International speaker, marketing consultant and copywriter Shel Horowitz specializes in win-win green and ethical strategies that lower costs, boost profits and have potential customers calling you. He is the author of eight books — six of them on marketing. Five of those six have won awards, sold rights to foreign publishers and/or made at least one category bestseller list at Amazon — including his eighth book, “Guerrilla Marketing Goes Green” (co-authored with Jay Conrad Levinson). Shel also works with unpublished writers to turn them into published authors, is starting an international trade association for green marketers (the International Association of Earth-Conscious Marketers) and has been both a marketer and environmental activist since the 1970s.

Shel’s been featured in many major media outlets, including repeat appearances in The New York Times, The Wall Street Journal, Entrepreneur and elsewhere. An expert on affordable, ethical and effective marketing, he’s been using social media marketing all the way back to 1995. Since 1996, it has brought in the majority of his income. Shel speaks frequently on social media, book publishing, green and ethical marketing, and business success through ethics and green principles

On the activist side, Shel got his first taste of victory in the early 1970s, when he was involved in a successful effort to block Con Edison’s proposed nuclear power plant two miles north of New York City. He has been an organizer for many environmental and social causes since then. In 1999, he organized Save the Mountain, a successful mass movement to stop a very inappropriate mountaintop housing development that all the “experts” said couldn’t be stopped, He’s also the founder of the international Business Ethics Pledge,

He lives in a 1743 farmhouse in Hadley, Mass., where he continues to influence environmental issues as a member of the town’s official Long Range Plan Implementation Committee. He’s married to novelist D. Dina Friedman and has two children.

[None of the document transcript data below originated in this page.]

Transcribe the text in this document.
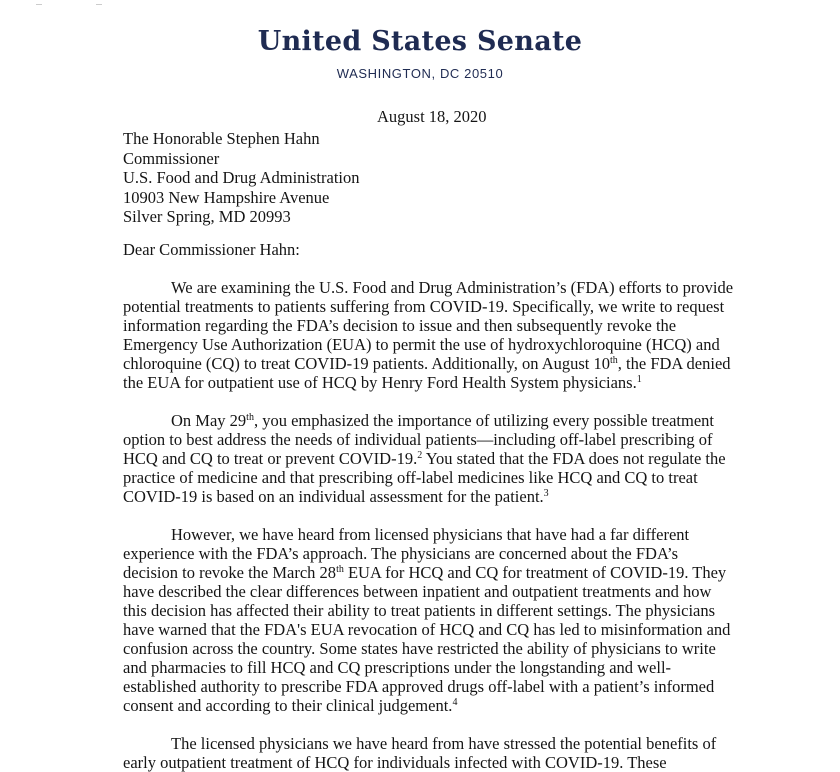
United States Senate
WASHINGTON, DC 20510
August 18, 2020
The Honorable Stephen Hahn
Commissioner
U.S. Food and Drug Administration
10903 New Hampshire Avenue
Silver Spring, MD 20993
Dear Commissioner Hahn:
We are examining the U.S. Food and Drug Administration’s (FDA) efforts to provide
potential treatments to patients suffering from COVID-19. Specifically, we write to request
information regarding the FDA’s decision to issue and then subsequently revoke the
Emergency Use Authorization (EUA) to permit the use of hydroxychloroquine (HCQ) and
chloroquine (CQ) to treat COVID-19 patients. Additionally, on August 10th, the FDA denied
the EUA for outpatient use of HCQ by Henry Ford Health System physicians.$^1$
On May 29th, you emphasized the importance of utilizing every possible treatment
option to best address the needs of individual patients—including off-label prescribing of
HCQ and CQ to treat or prevent COVID-19.$^2$ You stated that the FDA does not regulate the
practice of medicine and that prescribing off-label medicines like HCQ and CQ to treat
COVID-19 is based on an individual assessment for the patient.$^3$
However, we have heard from licensed physicians that have had a far different
experience with the FDA’s approach. The physicians are concerned about the FDA’s
decision to revoke the March 28th EUA for HCQ and CQ for treatment of COVID-19. They
have described the clear differences between inpatient and outpatient treatments and how
this decision has affected their ability to treat patients in different settings. The physicians
have warned that the FDA's EUA revocation of HCQ and CQ has led to misinformation and
confusion across the country. Some states have restricted the ability of physicians to write
and pharmacies to fill HCQ and CQ prescriptions under the longstanding and well-
established authority to prescribe FDA approved drugs off-label with a patient’s informed
consent and according to their clinical judgement.$^4$
The licensed physicians we have heard from have stressed the potential benefits of
early outpatient treatment of HCQ for individuals infected with COVID-19. These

What are you working on right now?

I’m working on actively spreading the word about green and ethical business choices that cut costs, boost profits and attract the right kind of customer.

Starting a trade association for green marketers.

Developing and working a long-term plan to become much better known as a commentator and columnist, so I can spread these ideas to a much larger audience.

3 trends that excite you?

The environmental movement has finally broken into mainstream consciousness.

Within the last 25 years or so, peace and democracy have been achieved in several formerly strife-torn countries that had been under dictatorships — South Africa being one of them.

The business world is slowly realizing (and I like to think I had at least a little to do with this) that human-centered, ethical enterprise works better.

How do you bring ideas to life?

Getting ideas is always easy for me. I even have a research folder for a book I may write someday, “How to Find Your Next 10,000 Ideas.”

The hard part is sorting through which of the torrent of ideas are the right ones to focus on, which ones I have the resources to implement, which ones advance my personal, professional, and change-the-world goals, and which ones resonate emotionally with me.

A lot of my best projects were somewhat spontaneous.

What is one mistake you’ve made that our readers can learn from?

Waiting too long to be public about my commitment to ethics and values in business. When I started making a big deal out of this, I started attracting a much better and more lucrative class of client, as well as a much deeper national and international reputation.

What is one book and one tool that helps you bring ideas to life?

Of the dozens of life-changing books I’ve been fortunate to read, here are one each for the activist and marketer. Dave Dellinger’s “More Power Than We Know” was the first book I encountered that showed how people’s movements can create social change, even when it feels nothing is happening. Jeffrey Lant’s “The Unabashed Self-Promoter’s Guide” was the first book I read on persuasive marketing copywriting, and confirmed a lot I already had discovered about marketing via media exposure (though if I were to recommend one of his books, it would actually be “Cash Copy”). My core concepts in both of these areas go back to those books I discovered  in 1975, and I think 1987 (and have been influenced by many others).

I find Twitter a great crucible for ideas. Resources, conversations, requests for help, networking, ability to magnify an idea … all there in 140-character chunks.

What is one idea that you’re willing to give away to our readers?

Going green doesn’t have to cost money. It can save money. Look at Wal-Mart as an example. Going green is not part of its corporate DNA, but saving money is — and thus it has aggressively implemented many green measures that are saving millions of dollars.

Where do you see yourself in five years?

I’d hope to have a column running in hundreds or even thousands of markets, be a frequent radio and TV commentator, travel the world as a successful international speaker, inspiring audiences with the idea that each of us can make a difference in business and in the world, and that those differences are amplified when we work together.

What do you do to keep growing?

Besides the obvious, like reading and travel (both of which I do voraciously), I’ve been working with an Alexander Technique practitioner and a vision therapist. Seeing better, standing straighter and moving with more ease have lifted a number of mental blocks, and I think helped to anchor my broader long-term business vision. I also have gained a lot from participating in mastermind groups, and one of those really pushed me to develop the “pundit plan” that should turn my 20-year secret goal into reality.